Professor David Barnes, the chair of professional standards for the Thoracic Society of Australia and New Zealand, has been on advisory boards in the past, and defends them as a way to advise on the Australian context for an important drug, device or disease.

“It’s purely a scientific discussion on the pros and cons of their products, particularly medication, and where it fits in to patient management.”

Oncologist Grant McArtur, at the Peter MacCallum Cancer Institute, agrees. In the modern era of new biological cancer therapies, he says, the doctors must work in collaboration with industry for the sake of patients.

Clinical guidelines can potentially expand or decrease a drug’s market depending on where the line is drawn between what is considered healthy and what is not. Of the 12 specialists who wrote the Heart Foundation’s guidelines on lowering cholesterol only five had no conflicts of interests to declare.

Professor Andrew Tonkin, the Heart Foundation’s outgoing chief medical officer, says guideline authors often have industry connections because they were leading research involved in drug company-funded trials.

But Professor Tonkin said transparency was important. He resigned from advisory boards when he joined the foundation, but still does some drug-company clinical research and gets speaker fees, although they may be directed to the foundation.

The independence of clinical guidelines is a matter of great controversy in the US and a “fundamental concern” in Australia, Paul Komesaroff says.

“I am not saying that everyone’s opinions are contaminated, but I think many people’s opinions are potentially contaminated.” He also believes that heads of foundations should be “at arms length” from industry.

Professor Tattersall says greater transparency is required and suggests doctors have their conflicts of interests listed in waiting rooms or on letterheads.
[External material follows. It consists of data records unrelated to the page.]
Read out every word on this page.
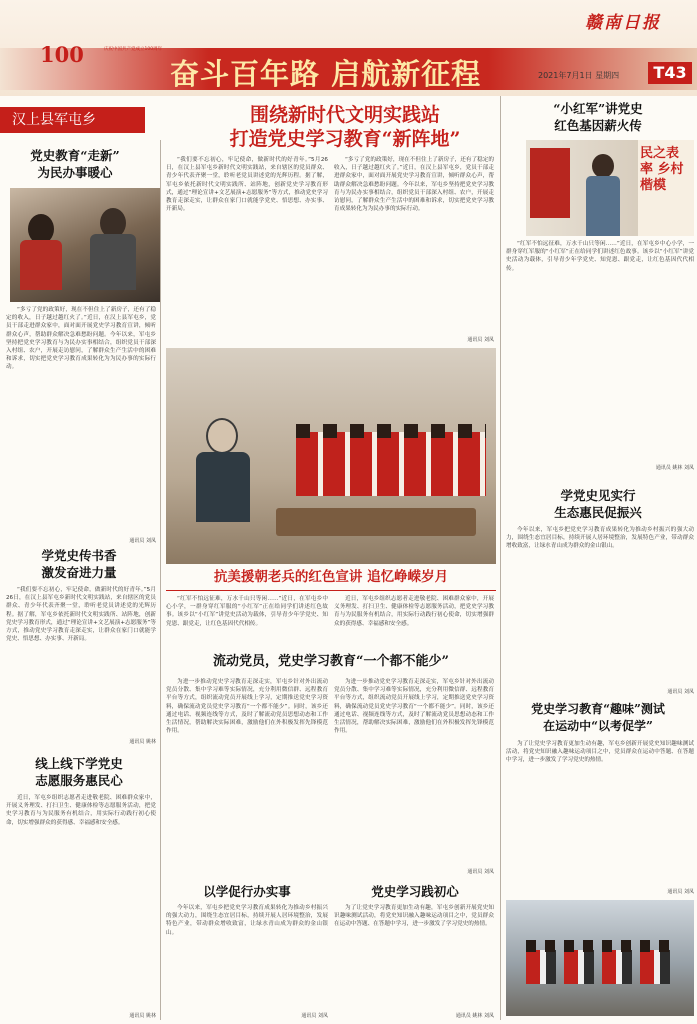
100	庆祝中国共产党成立100周年
奋斗百年路 启航新征程
赣南日报
2021年7月1日 星期四	T43
汉上县军屯乡	围绕新时代文明实践站
打造党史学习教育“新阵地”
党史教育“走新”
为民办事暖心
“多亏了党的政策好，现在不但住上了新房子，还有了稳定的收入，日子越过越红火了。”近日，在汉上县军屯乡，党员干部走进群众家中，面对面开展党史学习教育宣讲，倾听群众心声，帮助群众解决急难愁盼问题。今年以来，军屯乡坚持把党史学习教育与为民办实事相结合，组织党员干部深入村组、农户，开展走访慰问，了解群众生产生活中的困难和诉求，切实把党史学习教育成果转化为为民办事的实际行动。
通讯员 刘凤
学党史传书香
激发奋进力量
“我们要不忘初心，牢记使命，做新时代的好青年。”5月26日，在汉上县军屯乡新时代文明实践站，来自辖区的党员群众、青少年代表齐聚一堂，聆听老党员讲述党的光辉历程。据了解，军屯乡依托新时代文明实践所、站阵地，创新党史学习教育形式，通过“理论宣讲+文艺展演+志愿服务”等方式，推动党史学习教育走深走实，让群众在家门口就能学党史、悟思想、办实事、开新局。
通讯员 姚林
线上线下学党史
志愿服务惠民心
近日，军屯乡组织志愿者走进敬老院、困难群众家中，开展义务理发、打扫卫生、健康体检等志愿服务活动，把党史学习教育与为民服务有机结合，用实际行动践行初心使命，切实增强群众的获得感、幸福感和安全感。
通讯员 姚林
“我们要不忘初心，牢记使命，做新时代的好青年。”5月26日，在汉上县军屯乡新时代文明实践站，来自辖区的党员群众、青少年代表齐聚一堂，聆听老党员讲述党的光辉历程。据了解，军屯乡依托新时代文明实践所、站阵地，创新党史学习教育形式，通过“理论宣讲+文艺展演+志愿服务”等方式，推动党史学习教育走深走实，让群众在家门口就能学党史、悟思想、办实事、开新局。
“多亏了党的政策好，现在不但住上了新房子，还有了稳定的收入，日子越过越红火了。”近日，在汉上县军屯乡，党员干部走进群众家中，面对面开展党史学习教育宣讲，倾听群众心声，帮助群众解决急难愁盼问题。今年以来，军屯乡坚持把党史学习教育与为民办实事相结合，组织党员干部深入村组、农户，开展走访慰问，了解群众生产生活中的困难和诉求，切实把党史学习教育成果转化为为民办事的实际行动。
通讯员 刘凤
抗美援朝老兵的红色宣讲 追忆峥嵘岁月
“红军不怕远征难，万水千山只等闲……”近日，在军屯乡中心小学，一群身穿红军服的“小红军”正在给同学们讲述红色故事。该乡以“小红军”讲党史活动为载体，引导青少年学党史、知党恩、跟党走，让红色基因代代相传。
近日，军屯乡组织志愿者走进敬老院、困难群众家中，开展义务理发、打扫卫生、健康体检等志愿服务活动，把党史学习教育与为民服务有机结合，用实际行动践行初心使命，切实增强群众的获得感、幸福感和安全感。
流动党员，党史学习教育“一个都不能少”
为进一步推动党史学习教育走深走实，军屯乡针对外出流动党员分散、集中学习难等实际情况，充分利用微信群、远程教育平台等方式，组织流动党员开展线上学习，定期推送党史学习资料，确保流动党员党史学习教育“一个都不能少”。同时，该乡还通过电话、视频连线等方式，及时了解流动党员思想动态和工作生活情况，帮助解决实际困难，激励他们在外积极发挥先锋模范作用。
为进一步推动党史学习教育走深走实，军屯乡针对外出流动党员分散、集中学习难等实际情况，充分利用微信群、远程教育平台等方式，组织流动党员开展线上学习，定期推送党史学习资料，确保流动党员党史学习教育“一个都不能少”。同时，该乡还通过电话、视频连线等方式，及时了解流动党员思想动态和工作生活情况，帮助解决实际困难，激励他们在外积极发挥先锋模范作用。
通讯员 刘凤
以学促行办实事
今年以来，军屯乡把党史学习教育成果转化为推动乡村振兴的强大动力，围绕生态宜居目标，持续开展人居环境整治，发展特色产业，带动群众增收致富，让绿水青山成为群众的金山银山。
通讯员 刘凤
党史学习践初心
为了让党史学习教育更加生动有趣，军屯乡创新开展党史知识趣味测试活动，将党史知识融入趣味运动项目之中，党员群众在运动中答题、在答题中学习，进一步激发了学习党史的热情。
通讯员 姚林 刘凤
“小红军”讲党史
红色基因薪火传
民之表率 乡村楷模
“红军不怕远征难，万水千山只等闲……”近日，在军屯乡中心小学，一群身穿红军服的“小红军”正在给同学们讲述红色故事。该乡以“小红军”讲党史活动为载体，引导青少年学党史、知党恩、跟党走，让红色基因代代相传。
通讯员 姚林 刘凤
学党史见实行
生态惠民促振兴
今年以来，军屯乡把党史学习教育成果转化为推动乡村振兴的强大动力，围绕生态宜居目标，持续开展人居环境整治，发展特色产业，带动群众增收致富，让绿水青山成为群众的金山银山。
通讯员 刘凤
党史学习教育“趣味”测试
在运动中“以考促学”
为了让党史学习教育更加生动有趣，军屯乡创新开展党史知识趣味测试活动，将党史知识融入趣味运动项目之中，党员群众在运动中答题、在答题中学习，进一步激发了学习党史的热情。
通讯员 刘凤
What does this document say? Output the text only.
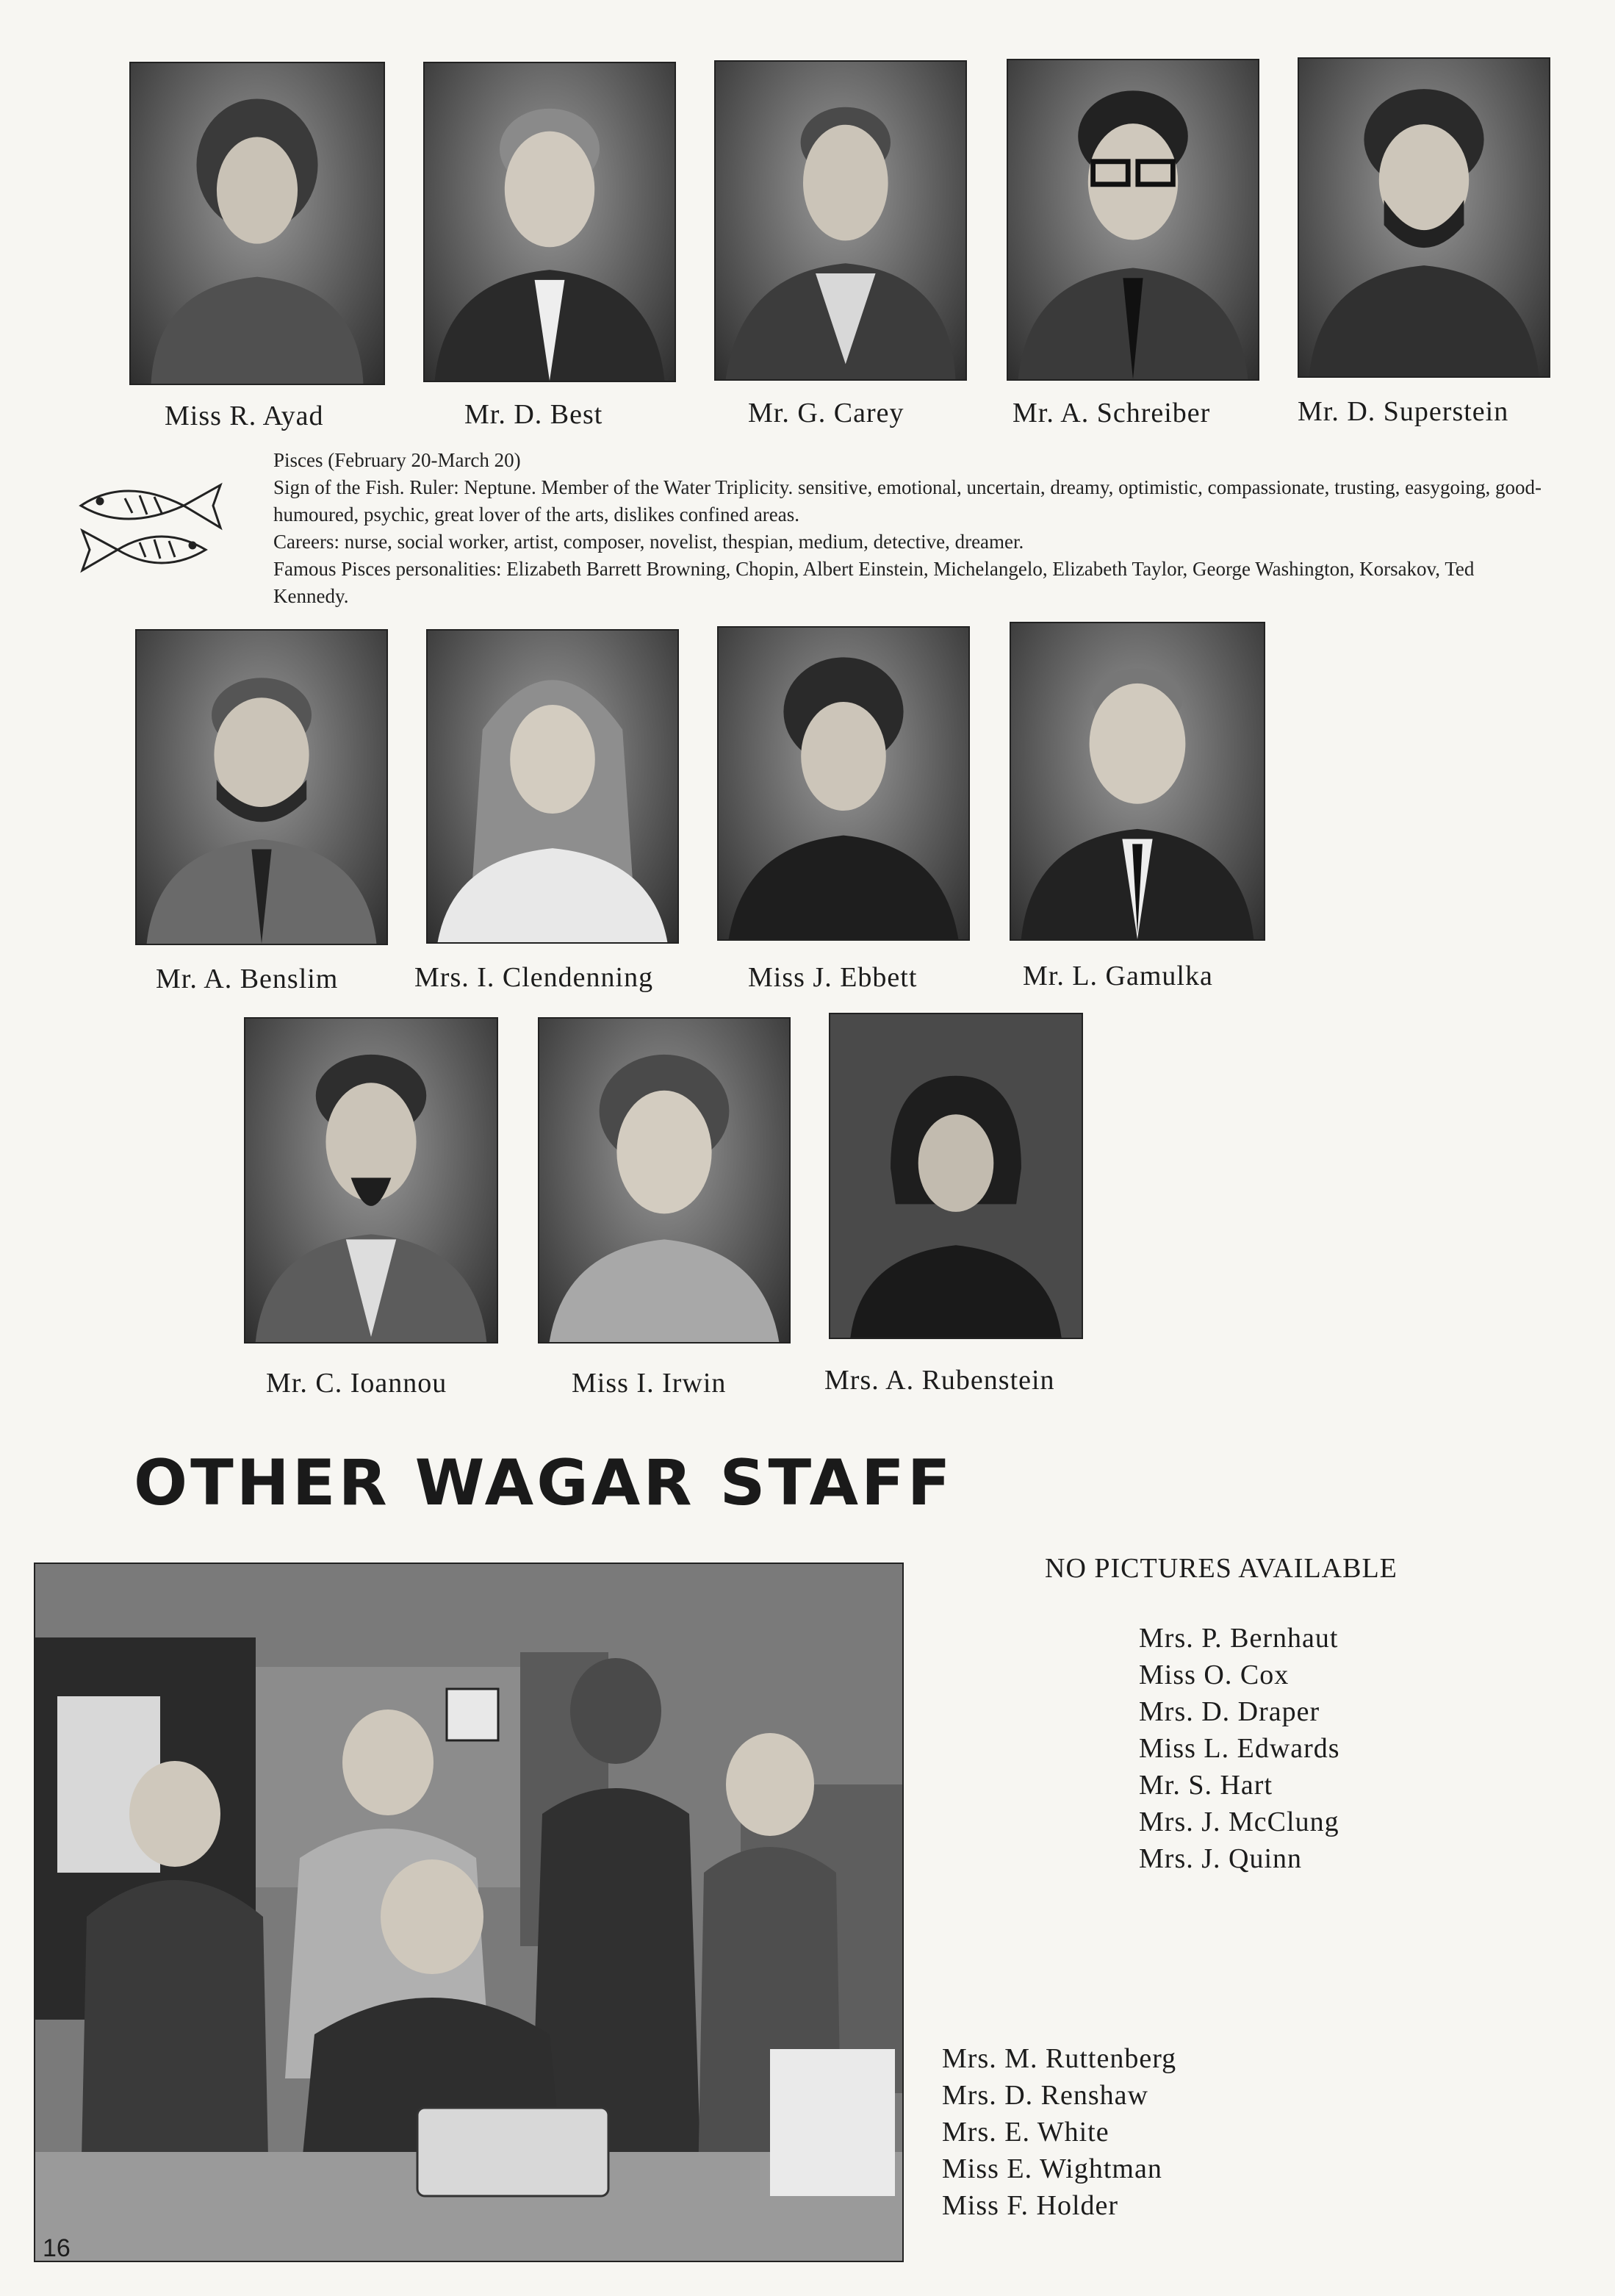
Miss R. Ayad	Mr. D. Best	Mr. G. Carey	Mr. A. Schreiber	Mr. D. Superstein

Pisces (February 20-March 20)

Sign of the Fish. Ruler: Neptune. Member of the Water Triplicity. sensitive, emotional, uncertain, dreamy, optimistic, compassionate, trusting, easygoing, good-humoured, psychic, great lover of the arts, dislikes confined areas.

Careers: nurse, social worker, artist, composer, novelist, thespian, medium, detective, dreamer.

Famous Pisces personalities: Elizabeth Barrett Browning, Chopin, Albert Einstein, Michelangelo, Elizabeth Taylor, George Washington, Korsakov, Ted Kennedy.

Mr. A. Benslim	Mrs. I. Clendenning	Miss J. Ebbett	Mr. L. Gamulka
Mr. C. Ioannou	Miss I. Irwin	Mrs. A. Rubenstein
OTHER WAGAR STAFF
NO PICTURES AVAILABLE
Mrs. P. Bernhaut
Miss O. Cox
Mrs. D. Draper
Miss L. Edwards
Mr. S. Hart
Mrs. J. McClung
Mrs. J. Quinn
Mrs. M. Ruttenberg
Mrs. D. Renshaw
Mrs. E. White
Miss E. Wightman
Miss F. Holder
16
It should be no different from the requirement on financial planners to disclose their interests, he says.

HOW IT WORKS

Doctor

Works in a large institution, respected by peers. Could be head of disease foundation or professional society.

Advisory Board

As a ‘key opinion leader’, the doctor is asked to sit on an advisory board or be a drug company consultant. He is flown to meetings twice a year and is paid up to $10,000 annually. Sometimes, the money goes to his public institution. He advises the company on disease developments and the Australian context of a drug.

Research

The doctor is approached to run clinicial trials for a drug company. Funds may go to his department and his patients get access to new drugs they might otherwise not have had.

Travel

The doctor flies business class to conferences overseas and locally. Sometimes he is asked to give talks on the company’s drugs.

Conferences and Dinners

The doctor presents information to his colleagues at dinners and conferences. He may educate GPs about a company’s drugs.

Media

He is called on to speak to media about a disease or a drug, and sometimes does not disclose connections to the drug company.

The Evidence

Studies that have shown drug company influence over doctors – prescribing habits.

  • Bowman, Journal of Continuing Education in the Health Professions, 1988. Prescriptions for sponsors’ drugs increase in the six months after an event paid for by drug companies.
  • Lexchin, Canadian Medical Association Journal, 1993. Advertising of drugs to doctors results in acceptance of commercial rather than scientific views.
  • Chren, Journal of American Medical Association, 1994. Strong association between drug company interactions and doctors requesting a company’s medication to be added to a hospital drug list.
  • Stryer, Journal of General Internal Mdicine, 1996. Material distributed by pharmaceutical companies is often biased, incomplete or unsupported by evidence.
  • Loke, Medical Journal of Australia, 2002. Only 57 percent of drug advertising material distributed in Australia can be supported quantitatively.